Hello codeforces!
I recently got interested in the LCA problem and read a lot about it. I learned three methods for computing LCA queries:
Using Sparse Table (But i didn't like that approach since the 2-d array gives me outofmemory exception when number of nodes is 10^5 )
Transforming my rooted tree into an array and apply segment trees on it. This method works well for me but takes much too long to code.
Using Union-Find data structure.
Which approach do you use and why? Thanks!

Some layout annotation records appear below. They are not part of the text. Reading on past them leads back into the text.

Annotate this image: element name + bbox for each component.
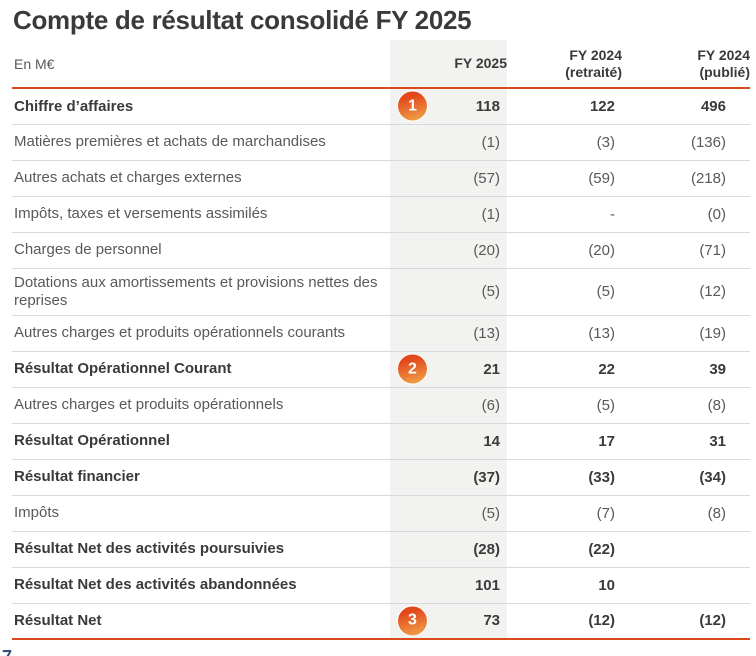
cell-fy2024-retraite: 17	[507, 423, 622, 460]
table-row-autres-charges-courants: Autres charges et produits opérationnels…	[12, 315, 750, 352]
table-row-resultat-financier: Résultat financier (37) (33) (34)	[12, 459, 750, 496]
cell-fy2024-publie: (8)	[622, 495, 750, 532]
cell-fy2025: 118	[475, 97, 500, 115]
cell-fy2024-publie: 39	[622, 351, 750, 388]
column-header-line1: FY 2025	[454, 55, 507, 72]
table-row-resultat-operationnel-courant: Résultat Opérationnel Courant 2 21 22 39	[12, 351, 750, 388]
income-statement-table: En M€ FY 2025 FY 2024 (retraité) FY 2024…	[12, 40, 750, 640]
row-label: Résultat Net des activités abandonnées	[12, 567, 390, 604]
cell-fy2024-retraite: (20)	[507, 232, 622, 269]
cell-fy2024-retraite: 10	[507, 567, 622, 604]
cell-fy2024-publie: (34)	[622, 459, 750, 496]
cell-fy2024-retraite: 122	[507, 88, 622, 125]
cell-fy2025: (6)	[390, 387, 507, 424]
cell-fy2024-retraite: (33)	[507, 459, 622, 496]
row-label: Autres charges et produits opérationnels	[12, 387, 390, 424]
row-label: Autres charges et produits opérationnels…	[12, 315, 390, 352]
row-label: Résultat Opérationnel Courant	[12, 351, 390, 388]
step-2-badge: 2	[397, 353, 428, 385]
table-row-resultat-net-poursuivies: Résultat Net des activités poursuivies (…	[12, 531, 750, 568]
table-row-impots: Impôts (5) (7) (8)	[12, 495, 750, 532]
table-header: En M€ FY 2025 FY 2024 (retraité) FY 2024…	[12, 40, 750, 89]
table-row-chiffre-daffaires: Chiffre d’affaires 1 118 122 496	[12, 88, 750, 125]
cell-fy2025: 73	[483, 612, 500, 630]
cell-fy2025: (5)	[390, 495, 507, 532]
header-row: En M€ FY 2025 FY 2024 (retraité) FY 2024…	[12, 40, 750, 89]
cell-fy2024-retraite: (5)	[507, 268, 622, 316]
cell-fy2025: (1)	[390, 124, 507, 161]
table-body: Chiffre d’affaires 1 118 122 496 Matière…	[12, 88, 750, 640]
column-header-line2: (retraité)	[565, 63, 622, 80]
row-label: Résultat Net des activités poursuivies	[12, 531, 390, 568]
cell-fy2025: 14	[390, 423, 507, 460]
row-label: Autres achats et charges externes	[12, 160, 390, 197]
table-row-resultat-net: Résultat Net 3 73 (12) (12)	[12, 603, 750, 640]
page-title: Compte de résultat consolidé FY 2025	[13, 5, 472, 35]
cell-fy2025: (5)	[390, 268, 507, 316]
cell-fy2025: (37)	[390, 459, 507, 496]
row-label: Résultat financier	[12, 459, 390, 496]
row-label: Résultat Net	[12, 603, 390, 640]
cell-fy2024-publie: 31	[622, 423, 750, 460]
cell-fy2024-publie	[622, 531, 750, 568]
cell-fy2025: (13)	[390, 315, 507, 352]
row-label: Charges de personnel	[12, 232, 390, 269]
cell-fy2025: (57)	[390, 160, 507, 197]
cell-fy2024-publie: (19)	[622, 315, 750, 352]
cell-fy2025: (28)	[390, 531, 507, 568]
step-1-badge: 1	[397, 90, 428, 122]
table-row-charges-personnel: Charges de personnel (20) (20) (71)	[12, 232, 750, 269]
row-label: Dotations aux amortissements et provisio…	[12, 268, 390, 316]
step-3-badge: 3	[397, 605, 428, 637]
cell-fy2025: 101	[390, 567, 507, 604]
column-header-fy2024-retraite: FY 2024 (retraité)	[507, 40, 622, 89]
table-row-resultat-net-abandonnees: Résultat Net des activités abandonnées 1…	[12, 567, 750, 604]
page-number-fragment: 7	[0, 648, 16, 656]
column-header-fy2024-publie: FY 2024 (publié)	[622, 40, 750, 89]
unit-label: En M€	[12, 40, 390, 89]
cell-fy2024-retraite: -	[507, 196, 622, 233]
table-row-autres-charges-operationnels: Autres charges et produits opérationnels…	[12, 387, 750, 424]
table-row-autres-achats: Autres achats et charges externes (57) (…	[12, 160, 750, 197]
row-label: Chiffre d’affaires	[12, 88, 390, 125]
cell-fy2024-publie: (0)	[622, 196, 750, 233]
cell-fy2024-retraite: (22)	[507, 531, 622, 568]
row-label: Matières premières et achats de marchand…	[12, 124, 390, 161]
cell-fy2024-publie: (218)	[622, 160, 750, 197]
table-row-impots-taxes: Impôts, taxes et versements assimilés (1…	[12, 196, 750, 233]
cell-fy2024-retraite: (59)	[507, 160, 622, 197]
row-label: Impôts, taxes et versements assimilés	[12, 196, 390, 233]
column-header-line1: FY 2024	[569, 46, 622, 63]
cell-fy2025: 21	[483, 360, 500, 378]
cell-fy2024-retraite: (5)	[507, 387, 622, 424]
cell-fy2024-retraite: (13)	[507, 315, 622, 352]
row-label: Impôts	[12, 495, 390, 532]
cell-fy2024-retraite: (3)	[507, 124, 622, 161]
cell-fy2025: (1)	[390, 196, 507, 233]
table-row-resultat-operationnel: Résultat Opérationnel 14 17 31	[12, 423, 750, 460]
cell-fy2024-publie	[622, 567, 750, 604]
table-row-dotations-amortissements: Dotations aux amortissements et provisio…	[12, 268, 750, 316]
cell-fy2024-retraite: (7)	[507, 495, 622, 532]
cell-fy2024-publie: 496	[622, 88, 750, 125]
cell-fy2024-publie: (136)	[622, 124, 750, 161]
cell-fy2025: (20)	[390, 232, 507, 269]
cell-fy2024-retraite: 22	[507, 351, 622, 388]
cell-fy2024-publie: (71)	[622, 232, 750, 269]
row-label: Résultat Opérationnel	[12, 423, 390, 460]
column-header-line1: FY 2024	[697, 46, 750, 63]
column-header-fy2025: FY 2025	[390, 40, 507, 89]
cell-fy2024-publie: (8)	[622, 387, 750, 424]
table-row-matieres-premieres: Matières premières et achats de marchand…	[12, 124, 750, 161]
cell-fy2024-publie: (12)	[622, 268, 750, 316]
cell-fy2024-publie: (12)	[622, 603, 750, 640]
column-header-line2: (publié)	[699, 63, 750, 80]
cell-fy2024-retraite: (12)	[507, 603, 622, 640]
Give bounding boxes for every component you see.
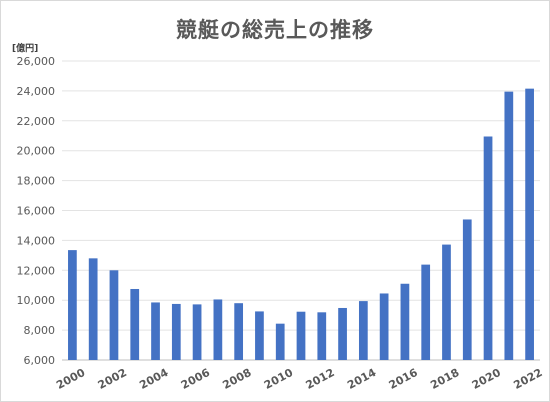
y-tick-label: 8,000 [24, 324, 56, 337]
x-tick-label: 2012 [304, 366, 337, 392]
x-tick-label: 2010 [262, 366, 295, 392]
bar-2000 [68, 250, 77, 360]
chart-title: 競艇の総売上の推移 [176, 18, 374, 42]
bar-2011 [296, 311, 306, 360]
x-axis-ticks: 2000 2002 2004 2006 2008 2010 2012 2014 2016 2018… [54, 366, 544, 392]
y-tick-label: 6,000 [24, 354, 56, 367]
bar-2003 [130, 288, 140, 360]
y-tick-label: 12,000 [17, 264, 56, 277]
y-tick-label: 20,000 [17, 145, 56, 158]
x-tick-label: 2002 [96, 366, 129, 392]
y-axis-unit-label: [億円] [12, 44, 39, 54]
y-tick-label: 26,000 [17, 55, 56, 68]
y-tick-label: 14,000 [17, 234, 56, 247]
bar-2022 [525, 88, 534, 360]
y-tick-label: 10,000 [17, 294, 56, 307]
x-tick-label: 2006 [179, 366, 212, 392]
bar-2001 [88, 258, 98, 360]
x-tick-label: 2008 [220, 366, 253, 392]
bar-2020 [483, 136, 493, 360]
bar-2013 [338, 307, 347, 360]
bar-2006 [192, 304, 202, 360]
bar-2012 [317, 312, 327, 360]
x-tick-label: 2018 [428, 366, 461, 392]
bar-2015 [379, 293, 389, 360]
x-tick-label: 2016 [387, 366, 420, 392]
bar-2014 [358, 301, 368, 360]
bar-2016 [400, 283, 410, 360]
bar-2005 [171, 303, 181, 360]
bar-2010 [275, 323, 285, 360]
y-tick-label: 24,000 [17, 85, 56, 98]
x-tick-label: 2014 [345, 366, 378, 392]
bar-2008 [234, 303, 244, 360]
y-axis-ticks: 6,000 8,000 10,000 12,000 14,000 16,000 18,000… [17, 55, 56, 367]
bar-2018 [442, 244, 451, 360]
x-tick-label: 2000 [54, 366, 87, 392]
bar-2017 [421, 264, 431, 360]
bar-2019 [462, 219, 472, 360]
bar-2009 [255, 311, 264, 360]
bars [68, 88, 534, 361]
x-tick-label: 2004 [137, 366, 170, 392]
y-tick-label: 22,000 [17, 115, 56, 128]
x-tick-label: 2022 [511, 366, 544, 392]
bar-2007 [213, 299, 223, 360]
y-tick-label: 16,000 [17, 205, 56, 218]
bar-2021 [504, 91, 514, 361]
gridlines [62, 60, 540, 361]
y-tick-label: 18,000 [17, 175, 56, 188]
bar-2004 [151, 302, 160, 360]
x-tick-label: 2020 [470, 366, 503, 392]
bar-2002 [109, 270, 119, 360]
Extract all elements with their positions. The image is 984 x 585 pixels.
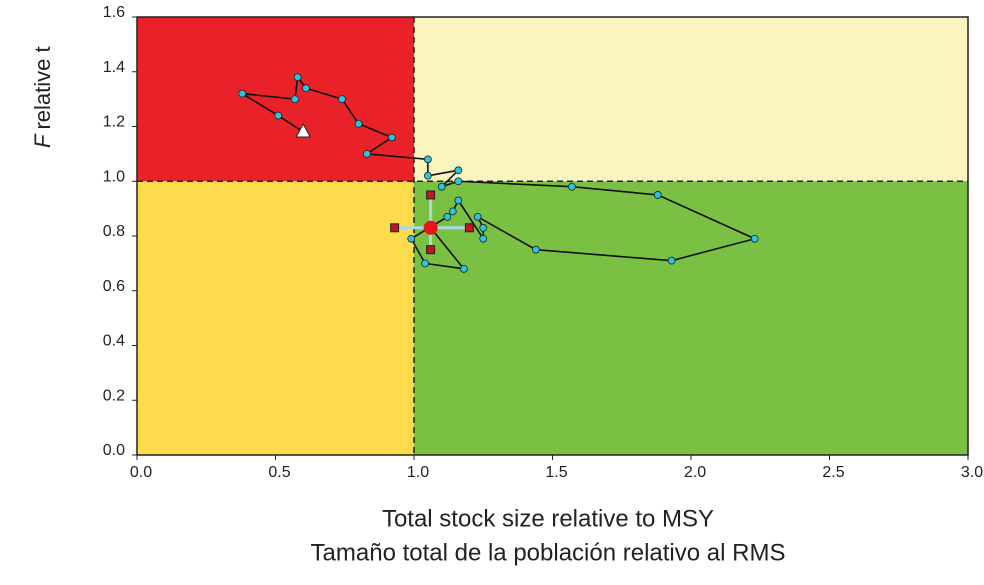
point <box>531 245 540 254</box>
ci-end <box>426 190 436 200</box>
final-point <box>423 220 438 235</box>
y-tick-label: 1.0 <box>103 168 125 185</box>
y-axis-text: relative t <box>30 46 55 129</box>
ci-end <box>390 223 400 233</box>
y-tick-label: 0.6 <box>103 278 125 295</box>
x-tick-label: 1.5 <box>545 464 567 481</box>
x-tick-label: 2.5 <box>822 464 844 481</box>
x-tick-label: 0.0 <box>130 464 152 481</box>
x-tick-label: 0.5 <box>268 464 290 481</box>
point <box>473 212 482 221</box>
point <box>354 119 363 128</box>
quadrant <box>414 17 968 182</box>
y-tick-label: 1.6 <box>103 4 125 21</box>
x-axis-label: Total stock size relative to MSY <box>382 505 714 532</box>
y-tick-label: 0.8 <box>103 223 125 240</box>
point <box>238 89 247 98</box>
point <box>421 259 429 268</box>
point <box>567 182 576 191</box>
point <box>387 133 396 142</box>
point <box>667 256 676 265</box>
y-tick-label: 1.4 <box>103 59 125 76</box>
point <box>302 84 310 93</box>
point <box>290 95 299 104</box>
point <box>423 155 432 164</box>
point <box>448 207 457 216</box>
point <box>423 171 432 180</box>
point <box>454 166 463 175</box>
point <box>274 111 283 120</box>
point <box>454 177 463 186</box>
point <box>454 196 463 205</box>
y-axis-label: Frelative t <box>30 46 55 148</box>
point <box>750 234 759 243</box>
y-tick-label: 0.4 <box>103 333 125 350</box>
ci-end <box>426 245 436 255</box>
point <box>407 234 416 243</box>
point <box>338 95 346 104</box>
x-tick-label: 1.0 <box>407 464 429 481</box>
point <box>363 149 371 158</box>
point <box>443 212 452 221</box>
point <box>653 191 662 199</box>
x-tick-label: 2.0 <box>684 464 706 481</box>
y-axis-variable: F <box>30 133 55 148</box>
point <box>479 234 488 243</box>
y-tick-label: 1.2 <box>103 114 125 131</box>
quadrant <box>414 181 968 455</box>
point <box>459 264 468 273</box>
x-tick-label: 3.0 <box>961 464 983 481</box>
y-tick-label: 0.0 <box>103 442 125 459</box>
point <box>437 182 446 191</box>
point <box>479 223 488 232</box>
x-axis-label: Tamaño total de la población relativo al… <box>311 539 786 566</box>
point <box>293 73 302 82</box>
y-tick-label: 0.2 <box>103 387 125 404</box>
ci-end <box>464 223 474 233</box>
quadrant <box>137 181 414 455</box>
quadrant <box>137 17 414 182</box>
start-point <box>295 122 312 138</box>
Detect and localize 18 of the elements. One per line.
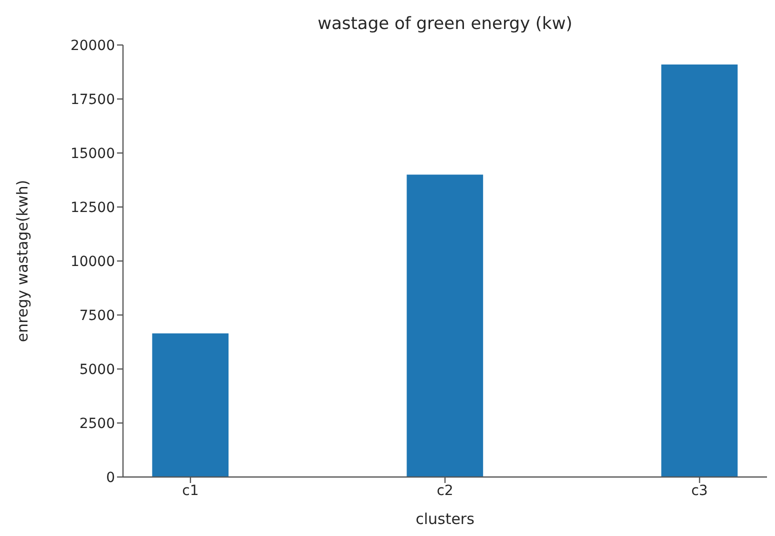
bar — [661, 64, 738, 477]
y-tick-label: 15000 — [70, 146, 115, 162]
y-tick-label: 20000 — [70, 38, 115, 54]
x-axis-title: clusters — [416, 510, 475, 528]
bar — [152, 333, 229, 477]
x-tick-label: c1 — [182, 482, 199, 499]
y-axis-title: enregy wastage(kwh) — [13, 180, 32, 342]
x-tick-label: c3 — [691, 482, 708, 499]
y-tick-label: 17500 — [70, 92, 115, 108]
chart-title: wastage of green energy (kw) — [316, 14, 574, 34]
y-tick-label: 0 — [106, 470, 115, 486]
y-tick-label: 2500 — [79, 416, 115, 432]
y-tick-label: 10000 — [70, 254, 115, 270]
y-tick-label: 5000 — [79, 362, 115, 378]
bar — [406, 174, 484, 477]
x-tick-label: c2 — [436, 482, 454, 499]
y-tick-label: 7500 — [79, 308, 115, 324]
y-tick-label: 12500 — [70, 200, 115, 216]
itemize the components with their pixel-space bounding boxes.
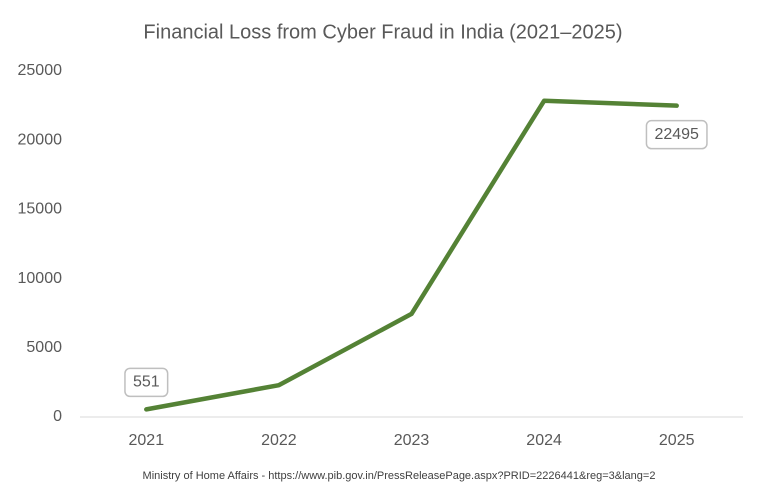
x-tick-label: 2023 <box>394 432 430 449</box>
chart-title: Financial Loss from Cyber Fraud in India… <box>143 21 622 43</box>
x-tick-label: 2024 <box>526 432 562 449</box>
y-tick-label: 20000 <box>18 131 63 148</box>
data-label: 22495 <box>654 126 699 143</box>
data-label-box <box>645 119 708 150</box>
data-label-box <box>124 367 169 398</box>
x-tick-label: 2025 <box>659 432 695 449</box>
data-label: 551 <box>133 374 160 391</box>
x-tick-label: 2022 <box>261 432 297 449</box>
y-tick-label: 15000 <box>18 201 63 218</box>
y-tick-label: 0 <box>53 408 62 425</box>
y-tick-label: 5000 <box>26 339 62 356</box>
y-tick-label: 10000 <box>18 270 63 287</box>
y-tick-label: 25000 <box>18 62 63 79</box>
data-line <box>144 98 679 412</box>
x-tick-label: 2021 <box>129 432 165 449</box>
source-note: Ministry of Home Affairs - https://www.p… <box>143 470 656 482</box>
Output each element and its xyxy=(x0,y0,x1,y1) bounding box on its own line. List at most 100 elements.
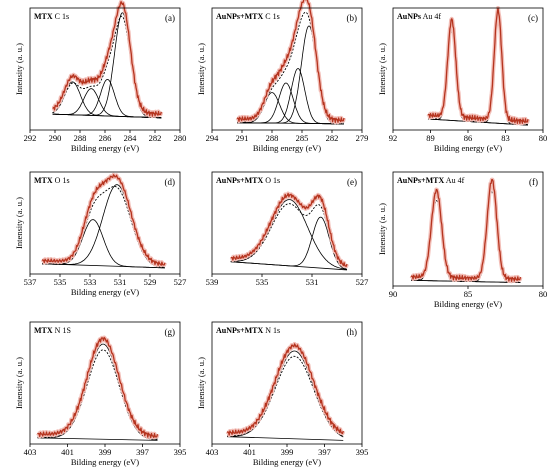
panel-title: AuNPs Au 4f xyxy=(397,12,441,21)
x-tick-label: 291 xyxy=(236,133,249,143)
measured-curve xyxy=(37,336,159,439)
x-tick-label: 531 xyxy=(114,277,127,287)
panel-title: AuNPs+MTX C 1s xyxy=(216,12,280,21)
x-tick-label: 533 xyxy=(84,277,97,287)
x-tick-label: 529 xyxy=(144,277,157,287)
plot-frame xyxy=(392,171,544,287)
y-axis-title: Intensity (a. u.) xyxy=(196,357,206,409)
x-tick-label: 288 xyxy=(266,133,279,143)
x-tick-label: 403 xyxy=(24,447,37,457)
panel-title: MTX O 1s xyxy=(34,176,70,185)
x-tick-label: 90 xyxy=(389,289,398,299)
y-axis-title: Intensity (a. u.) xyxy=(14,197,24,249)
x-tick-label: 282 xyxy=(326,133,339,143)
component-peak-2 xyxy=(42,219,165,269)
chart-panel-c: 92 89 86 83 80 Bilding energy (eV) Intensity (… xyxy=(377,6,548,153)
chart-panel-d: 537 535 533 531 529 527 Bilding energy (eV) Int… xyxy=(14,171,187,297)
x-tick-label: 290 xyxy=(49,133,62,143)
x-tick-label: 401 xyxy=(61,447,74,457)
panel-letter: (b) xyxy=(347,13,358,23)
y-axis-title: Intensity (a. u.) xyxy=(377,203,387,255)
chart-panel-e: 539 535 531 527 AuNPs+MTX O 1s (e) xyxy=(206,171,369,287)
measured-curve xyxy=(230,192,348,267)
panel-title: MTX N 1S xyxy=(34,326,71,335)
panel-letter: (g) xyxy=(165,327,176,337)
component-peak-4 xyxy=(52,81,162,119)
component-peak-2 xyxy=(230,216,348,270)
measured-curve xyxy=(427,7,529,125)
chart-panel-g: 403 401 399 397 395 Bilding energy (eV) Intens… xyxy=(14,321,187,467)
x-tick-label: 397 xyxy=(136,447,149,457)
chart-panel-a: 292 290 288 286 284 282 280 Bilding energy (eV)… xyxy=(14,0,187,153)
x-axis-title: Bilding energy (eV) xyxy=(434,143,502,153)
x-tick-label: 395 xyxy=(356,447,369,457)
measured-curve xyxy=(41,174,166,266)
y-axis-title: Intensity (a. u.) xyxy=(14,357,24,409)
panel-letter: (d) xyxy=(165,177,176,187)
measured-curve xyxy=(52,1,162,117)
x-tick-label: 279 xyxy=(356,133,369,143)
x-tick-label: 280 xyxy=(174,133,187,143)
x-tick-label: 395 xyxy=(174,447,187,457)
y-axis-title: Intensity (a. u.) xyxy=(377,43,387,95)
x-axis-title: Bilding energy (eV) xyxy=(253,143,321,153)
measured-curve xyxy=(226,343,344,436)
panel-title: MTX C 1s xyxy=(34,12,69,21)
x-tick-label: 286 xyxy=(99,133,112,143)
x-tick-label: 85 xyxy=(464,289,473,299)
x-axis-title: Bilding energy (eV) xyxy=(71,457,139,467)
x-tick-label: 535 xyxy=(54,277,67,287)
measured-curve xyxy=(410,178,522,282)
x-tick-label: 86 xyxy=(464,133,473,143)
x-tick-label: 539 xyxy=(206,277,219,287)
panel-title: AuNPs+MTX N 1s xyxy=(216,326,280,335)
x-tick-label: 92 xyxy=(389,133,398,143)
x-axis-title: Bilding energy (eV) xyxy=(253,457,321,467)
x-tick-label: 403 xyxy=(206,447,219,457)
x-tick-label: 80 xyxy=(539,133,548,143)
component-peak-1 xyxy=(227,350,344,438)
measured-curve xyxy=(236,0,345,123)
x-tick-label: 535 xyxy=(256,277,269,287)
x-tick-label: 527 xyxy=(356,277,369,287)
y-axis-title: Intensity (a. u.) xyxy=(196,43,206,95)
x-tick-label: 537 xyxy=(24,277,37,287)
component-peak-1 xyxy=(52,12,162,119)
x-tick-label: 294 xyxy=(206,133,220,143)
chart-panel-b: 294 291 288 285 282 279 Bilding energy (eV) Int… xyxy=(196,0,368,153)
chart-panel-f: 90 85 80 Bilding energy (eV) Intensity (a. u… xyxy=(377,171,548,309)
x-axis-title: Bilding energy (eV) xyxy=(434,299,502,309)
fit-envelope xyxy=(42,185,166,268)
plot-frame xyxy=(211,7,363,131)
x-tick-label: 292 xyxy=(24,133,37,143)
x-tick-label: 285 xyxy=(296,133,309,143)
panel-letter: (a) xyxy=(165,13,175,23)
component-peak-4 xyxy=(237,92,344,125)
chart-panel-h: 403 401 399 397 395 Bilding energy (eV) Intens… xyxy=(196,321,369,467)
plot-frame xyxy=(211,321,363,445)
panel-letter: (f) xyxy=(529,177,538,187)
fit-envelope xyxy=(237,11,344,124)
x-tick-label: 80 xyxy=(539,289,548,299)
y-axis-title: Intensity (a. u.) xyxy=(14,43,24,95)
panel-letter: (h) xyxy=(347,327,358,337)
x-tick-label: 282 xyxy=(149,133,162,143)
x-tick-label: 89 xyxy=(426,133,435,143)
x-tick-label: 399 xyxy=(99,447,112,457)
panel-letter: (e) xyxy=(347,177,357,187)
panel-title: AuNPs+MTX Au 4f xyxy=(397,176,465,185)
x-tick-label: 83 xyxy=(501,133,510,143)
x-tick-label: 527 xyxy=(174,277,187,287)
background-line xyxy=(37,437,158,441)
plot-frame xyxy=(29,171,181,275)
x-tick-label: 399 xyxy=(281,447,294,457)
panel-letter: (c) xyxy=(528,13,538,23)
x-axis-title: Bilding energy (eV) xyxy=(71,143,139,153)
measured-curve-halo xyxy=(36,335,160,440)
x-tick-label: 288 xyxy=(74,133,87,143)
x-tick-label: 401 xyxy=(243,447,256,457)
panel-title: AuNPs+MTX O 1s xyxy=(216,176,280,185)
plot-frame xyxy=(392,7,544,131)
x-tick-label: 284 xyxy=(124,133,138,143)
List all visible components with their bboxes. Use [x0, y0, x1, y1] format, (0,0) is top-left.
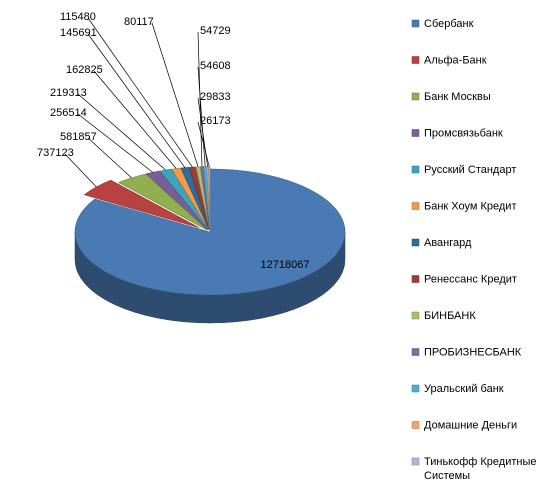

I use ST. I think it's the most convinient one.
It isn't. You have O(NlogN) memory and you only get O(logN) per query.
HPD is a much better choice.
what does HPD stands for?
Heavy Path Decomposition
But HPD isn't much easy to code. I think it's easier and faster to use ST when there are enough memory.
If the time and memory limits allow it, I would go for binary lifting method. Otherwise, I will most likely code heavy-light decomposition which gives O(N) preprocessing, O(N) memory and O(logN) per query :)
Nice! but binary lifting is slow with a query of O(log^2 n)
Actually it's O(logN), what makes it worse than HLD is the preprocessing time and memory complexity both of O(NlogN). But it's much easier to code so that's my first choice if the memory and time limit allow it, as I said :)
I use sparse table (
parent[lgN][N]
) as it's easy to code and doesn't require any additional knowledge (segment trees).BTW, if N=100000, 4*17*100000 = 6.8 MB. Where is your MLE?
how is it [logN][N] ? My implementation use parent[N][N] Can you provide a code of your approach?
Thanks!
Seems that you haven't learned anything, lol. Here you are: 10077331
You can implement HLD without Segment Tree, and it works for LCA problems. Easier to code for me. Which one do you find faster in practice ??